Healing the scars the crisis had left on the LuxSE was one of the main reasons why Scharfe agreed to lead the organization when the board approached him asking for help. He instinctively knew that he couldn’t say no to an opportunity like that.
Rebuilding LuxSE
Scharfe is a man of many facets: a nature lover, a 1970s hippie music fan, and an extrovert by choice. But in August 2012, he had only one thing in mind: how to transform Luxembourg’s financial center into a competitive capital markets player. Almost everything had changed in the global arena in the wake of the financial crisis, from finance patterns to investors’ behavior and market structure, and yet his country’s exchange had remained the same for over five decades. “The first thing I had to do was challenge assumptions,” he says.
He started by knocking down the traditional CEO’s “ivory tower.” He talked to the employees one by one. He wanted to understand the workforce and get to know the people behind the names, the statistics, and the classifications. Scharfe says this was a crucial step with a double objective.
First, he could understand why the organization functioned the way it did, and second, it minimized people’s resistance to anything new. “Showing interest in them immediately takes away some of their fear,” he explains. “This results in having more genuine discussions with people about things that otherwise no one would feel comfortable talking about.”
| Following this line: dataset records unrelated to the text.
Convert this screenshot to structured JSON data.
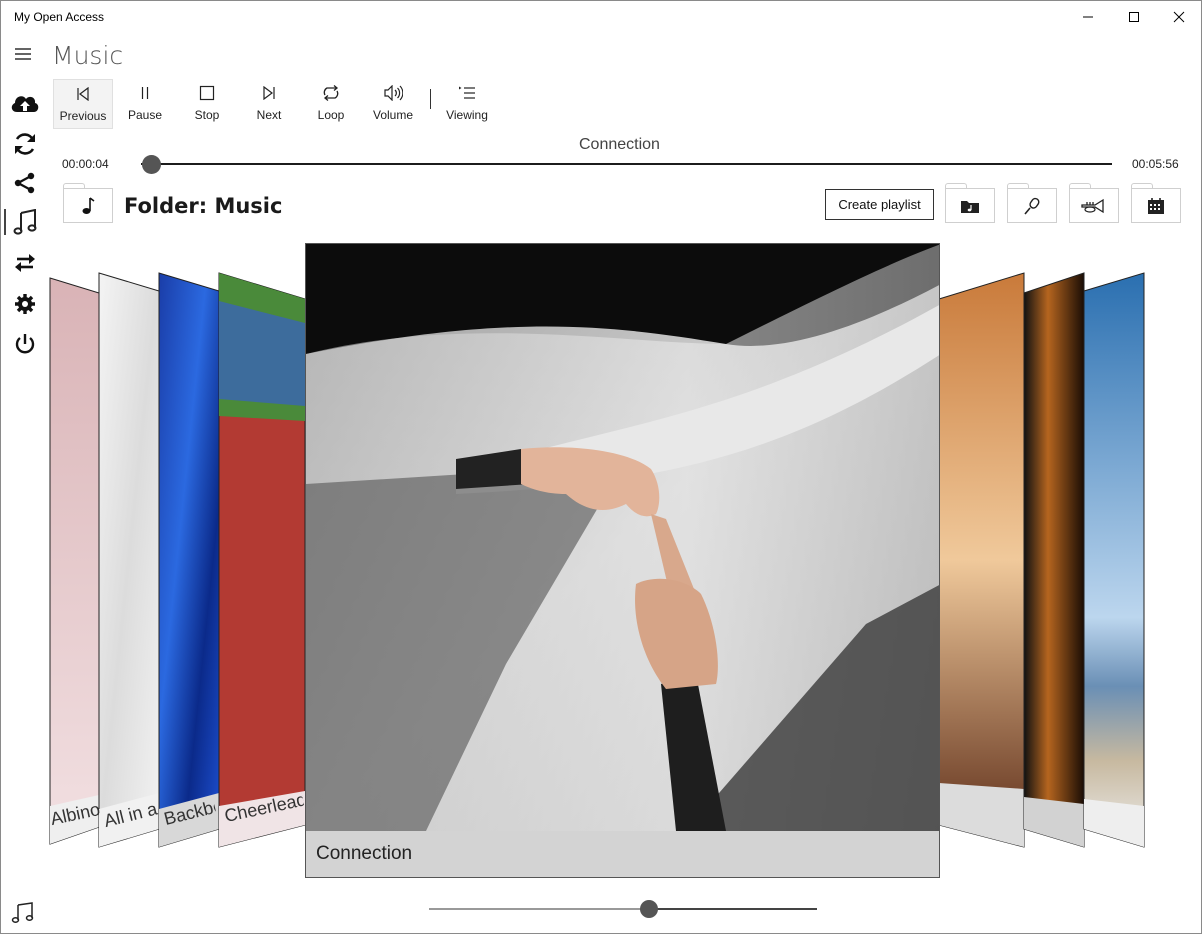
{
  "window": {
    "title": "My Open Access"
  },
  "page": {
    "title": "Music"
  },
  "toolbar": {
    "items": [
      {
        "label": "Previous",
        "icon": "previous-track-icon"
      },
      {
        "label": "Pause",
        "icon": "pause-icon"
      },
      {
        "label": "Stop",
        "icon": "stop-icon"
      },
      {
        "label": "Next",
        "icon": "next-track-icon"
      },
      {
        "label": "Loop",
        "icon": "loop-icon"
      },
      {
        "label": "Volume",
        "icon": "volume-icon"
      },
      {
        "label": "Viewing",
        "icon": "viewing-list-icon"
      }
    ]
  },
  "player": {
    "track_title": "Connection",
    "elapsed": "00:00:04",
    "duration": "00:05:56",
    "progress_fraction": 0.011
  },
  "folder": {
    "label": "Folder: Music",
    "create_playlist_label": "Create playlist"
  },
  "sidebar": {
    "icons": [
      "cloud-upload-icon",
      "sync-icon",
      "share-icon",
      "music-icon",
      "transfer-icon",
      "settings-icon",
      "power-icon"
    ],
    "selected": "music-icon"
  },
  "albums": {
    "left": [
      "Albino",
      "All in a",
      "Backbea",
      "Cheerleader"
    ],
    "center": "Connection",
    "right": [
      "",
      "",
      ""
    ]
  },
  "bottom_slider": {
    "fraction": 0.57
  },
  "colors": {
    "accent": "#333333",
    "caption_bg": "#d3d3d3"
  }
}
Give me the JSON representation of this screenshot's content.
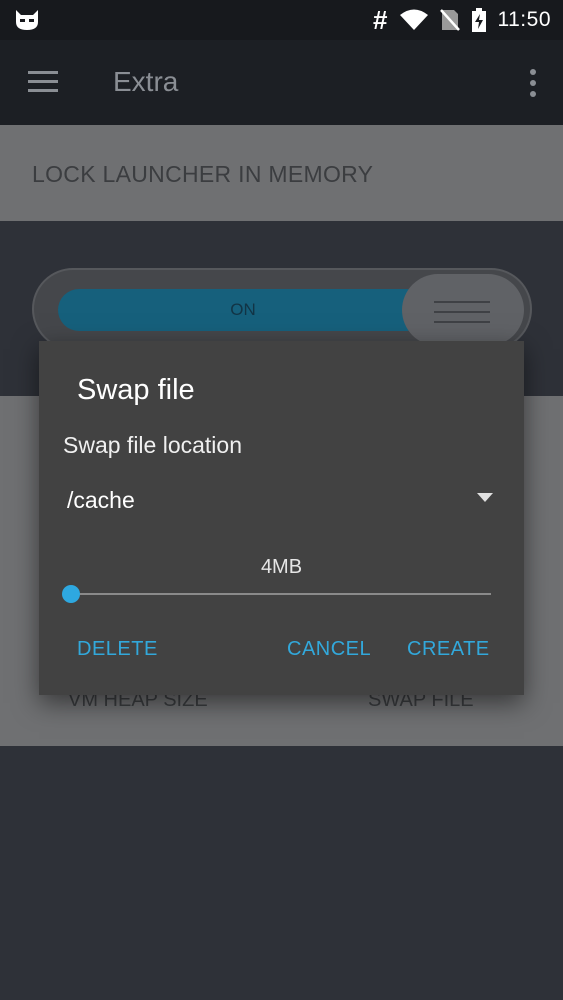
{
  "status_bar": {
    "time": "11:50",
    "hash_glyph": "#",
    "icons": [
      "cyanogen-logo-icon",
      "hash-icon",
      "wifi-icon",
      "no-sim-icon",
      "battery-charging-icon"
    ]
  },
  "app_bar": {
    "title": "Extra",
    "icons": [
      "menu-icon",
      "overflow-menu-icon"
    ]
  },
  "background": {
    "lock_label": "LOCK LAUNCHER IN MEMORY",
    "toggle_label": "ON",
    "lower_left": "VM HEAP SIZE",
    "lower_right": "SWAP FILE"
  },
  "dialog": {
    "title": "Swap file",
    "subtitle": "Swap file location",
    "location_value": "/cache",
    "size_value": "4MB",
    "slider_fraction": 0.0,
    "buttons": {
      "delete": "DELETE",
      "cancel": "CANCEL",
      "create": "CREATE"
    }
  },
  "colors": {
    "accent": "#32a8db",
    "dialog_bg": "#424242",
    "app_bar": "#1c1f24",
    "status_bar": "#17191d"
  }
}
He then embarked on changing the very nature of the exchange. The Luxembourg Stock Exchange abandoned its administrative orientation and shifted into a fully client-oriented commercial organization. He says that even if LuxSE had always been at the forefront of innovation for decades, nobody had ever realized that. He says he is now confident that after four years of this transformation, clients can now understand what LuxSE has to offer. “We are much more outspoken, we talk about our plans, and show how our service differs from others,” Scharfe says.
Looking East
This in-house transformation was the foundation the exchange needed to boost its outlook and communicate its work to the wider public. Scharfe considered numerous options before deciding to take a somewhat unconventional road. He turned his attention to the significant benefits Asia could offer the business by strengthening ties with China. LuxSE was the first to list bonds in renminbi outside Asia, and continues to be the market leader in Europe.
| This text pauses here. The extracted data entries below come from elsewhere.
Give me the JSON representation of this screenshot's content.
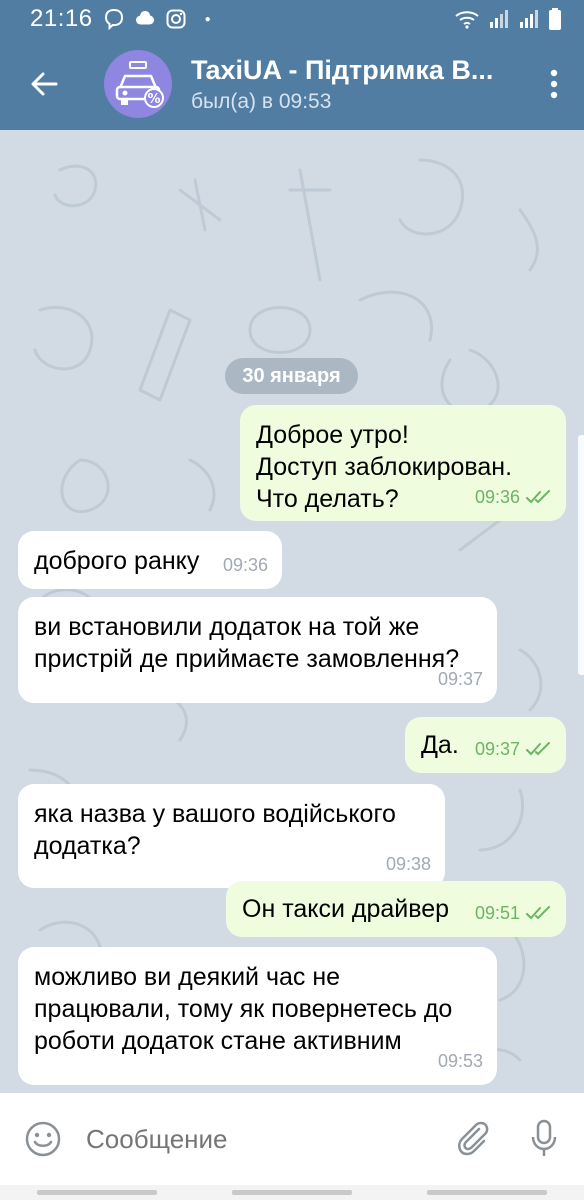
{
  "status_bar": {
    "time": "21:16",
    "icons_left": [
      "viber-icon",
      "messenger-icon",
      "instagram-icon"
    ],
    "icons_right": [
      "wifi-icon",
      "signal-icon",
      "signal-icon",
      "battery-icon"
    ]
  },
  "header": {
    "title": "TaxiUA - Підтримка В...",
    "subtitle": "был(а) в 09:53",
    "avatar_color": "#8e86e0",
    "bar_color": "#517da2"
  },
  "chat": {
    "date_label": "30 января",
    "messages": [
      {
        "side": "out",
        "text": "Доброе утро!\nДоступ заблокирован.\nЧто делать?",
        "time": "09:36",
        "read": true
      },
      {
        "side": "in",
        "text": "доброго ранку",
        "time": "09:36"
      },
      {
        "side": "in",
        "text": "ви встановили додаток на той же\nпристрій де приймаєте замовлення?",
        "time": "09:37"
      },
      {
        "side": "out",
        "text": "Да.",
        "time": "09:37",
        "read": true
      },
      {
        "side": "in",
        "text": "яка назва у вашого водійського\nдодатка?",
        "time": "09:38"
      },
      {
        "side": "out",
        "text": "Он такси драйвер",
        "time": "09:51",
        "read": true
      },
      {
        "side": "in",
        "text": "можливо ви деякий час не\nпрацювали, тому як повернетесь до\nроботи додаток стане активним",
        "time": "09:53"
      }
    ]
  },
  "input": {
    "placeholder": "Сообщение"
  },
  "colors": {
    "incoming_bubble": "#ffffff",
    "outgoing_bubble": "#effdde",
    "read_check": "#6cb464"
  }
}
In June 2014, Luxembourg was the first European exchange to sign memoranda of understanding with the Bank of China and other Chinese banks and exchanges. Scharfe says this helped cement the exchange’s position among European capital markets. “The Chinese market is relatively closed and the process of internationalization of its currency takes time,” says Scharfe, adding that he is confident that LuxSE’s initiatives will ultimately pay off as more Chinese banks and corporations prepare to open up to international investors.
Blockchain Alert
Scharfe is a man who knows and understands much more than he lets on. When inevitably our discussion turned to technology, I wasn’t quite sure what to expect. After all, he is a self-proclaimed man of nature. It turns out that he is not only intimately familiar with virtually all current technology advancements in finance, but during his managerial period, Luxembourg Stock Exchange became one of the few traditional entities to have implemented blockchain technology in a meaningful way. Scharfe claims that the firm was recently listed on a specialist’s website as one of only 10 companies worldwide to have produced actual products through distributed-ledger technology.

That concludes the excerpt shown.